Armstrong Economics Blog/International News Re-Posted Feb 17, 2022 by Martin Armstrong

Iraq finalized its $52.4 billion reparation payment for its 1990 invasion of Kuwait, according to the United Nations. Under Saddam Hussein, 100,000 Iraqi troops occupied Kuwait in search of oil on August 2, 1990, leading to the first Gulf War. Iraq retreated from Kuwait in February 1991 after the United Nations Security Council placed embargos and sanctions on the nation. The United States under former President George H.W. Bush invaded to help liberate the people of Kuwait, and years later publicly executed Saddam Hussein after the Iraq War under former President George W. Bush.

There is outrage surrounding the payment as some feel the Iraqi people should not be punished for the actions of their previous dictator. However, that is not how reparations work. After Hitler committed suicide, Germany was still forced to pay reparations, albeit leading to economic ruin. However, under the London Agreement in 1953, Germany’s foreign creditors cut the nation’s payment in half.

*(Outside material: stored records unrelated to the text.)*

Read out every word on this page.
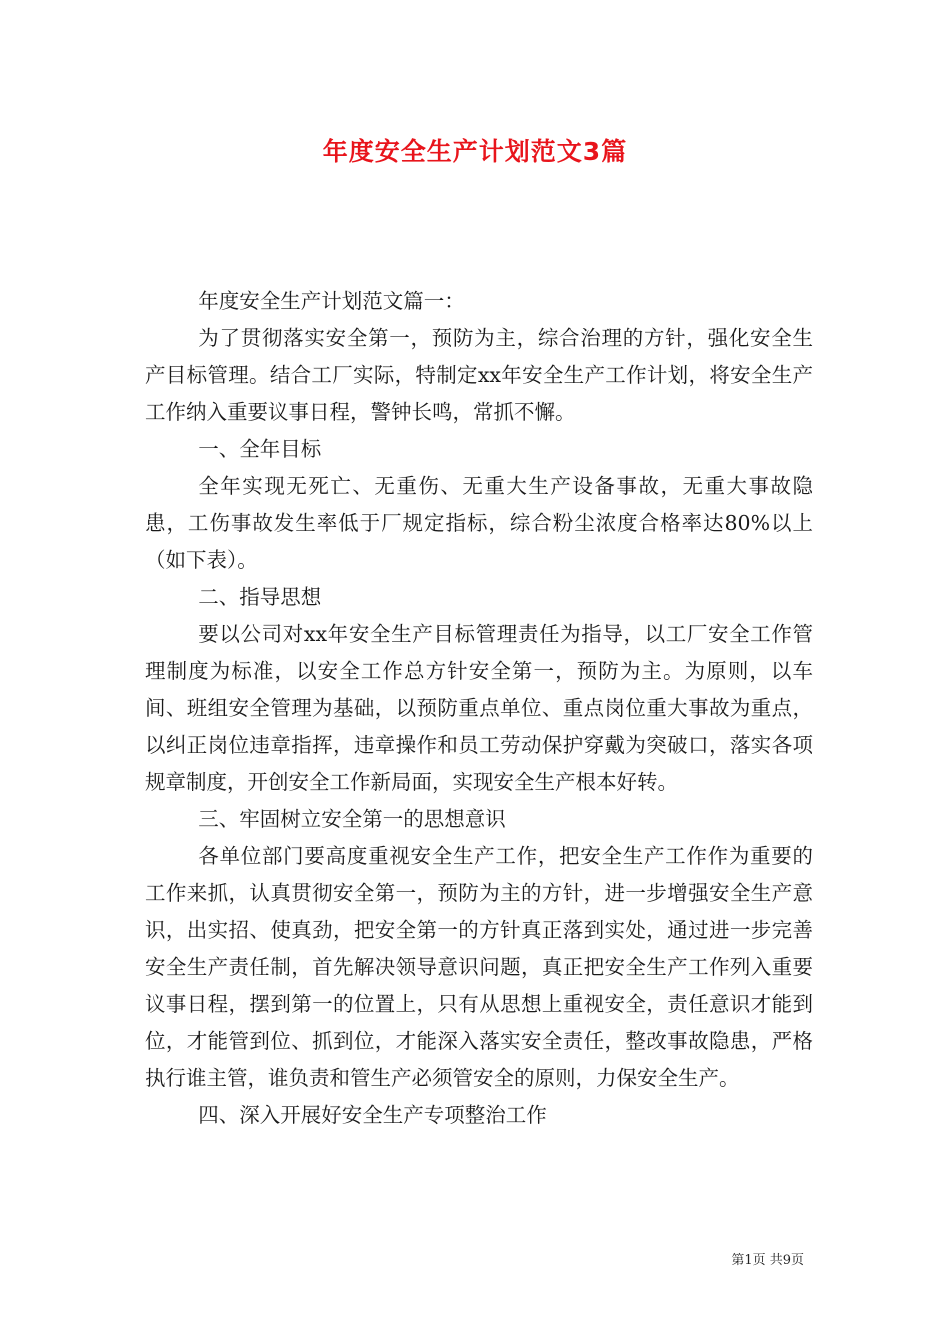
年度安全生产计划范文3篇

年度安全生产计划范文篇一：

为了贯彻落实安全第一，预防为主，综合治理的方针，强化安全生产目标管理。结合工厂实际，特制定xx年安全生产工作计划，将安全生产工作纳入重要议事日程，警钟长鸣，常抓不懈。

一、全年目标

全年实现无死亡、无重伤、无重大生产设备事故，无重大事故隐患，工伤事故发生率低于厂规定指标，综合粉尘浓度合格率达80%以上（如下表）。

二、指导思想

要以公司对xx年安全生产目标管理责任为指导，以工厂安全工作管理制度为标准，以安全工作总方针安全第一，预防为主。为原则，以车间、班组安全管理为基础，以预防重点单位、重点岗位重大事故为重点，以纠正岗位违章指挥，违章操作和员工劳动保护穿戴为突破口，落实各项规章制度，开创安全工作新局面，实现安全生产根本好转。

三、牢固树立安全第一的思想意识

各单位部门要高度重视安全生产工作，把安全生产工作作为重要的工作来抓，认真贯彻安全第一，预防为主的方针，进一步增强安全生产意识，出实招、使真劲，把安全第一的方针真正落到实处，通过进一步完善安全生产责任制，首先解决领导意识问题，真正把安全生产工作列入重要议事日程，摆到第一的位置上，只有从思想上重视安全，责任意识才能到位，才能管到位、抓到位，才能深入落实安全责任，整改事故隐患，严格执行谁主管，谁负责和管生产必须管安全的原则，力保安全生产。

四、深入开展好安全生产专项整治工作

第1页 共9页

The second Bush Administration pushed to forgive some of Iraq’s debt in order to stabilize the nation. In the end, whoever loses the war has to pay up and the victor can choose whether or not to forgive some of the debt. However, in the case of the Gulf War, this was not the US’ decision to make. UN Compensation Commission (UNCC) processed 2.7 million claims totaling $352.5 billion but approved the $52.4 billion payment for 1.5 million claims. The largest payment went to Kuwait Petroleum Corporation (KPC) for $14.7 billion to pay for the damage caused by burning oil wells.

“With the final payment of compensation made on 13 January 2022, all compensation awarded by the Commission has now been paid in full,” the UNCC declared. Iraq’s current GDP as of 2020 sits at $167.22 million, representing 0.15% of the global economy. Dictators can leave lasting damage on their nation’s citizens for decades, and this is no exception.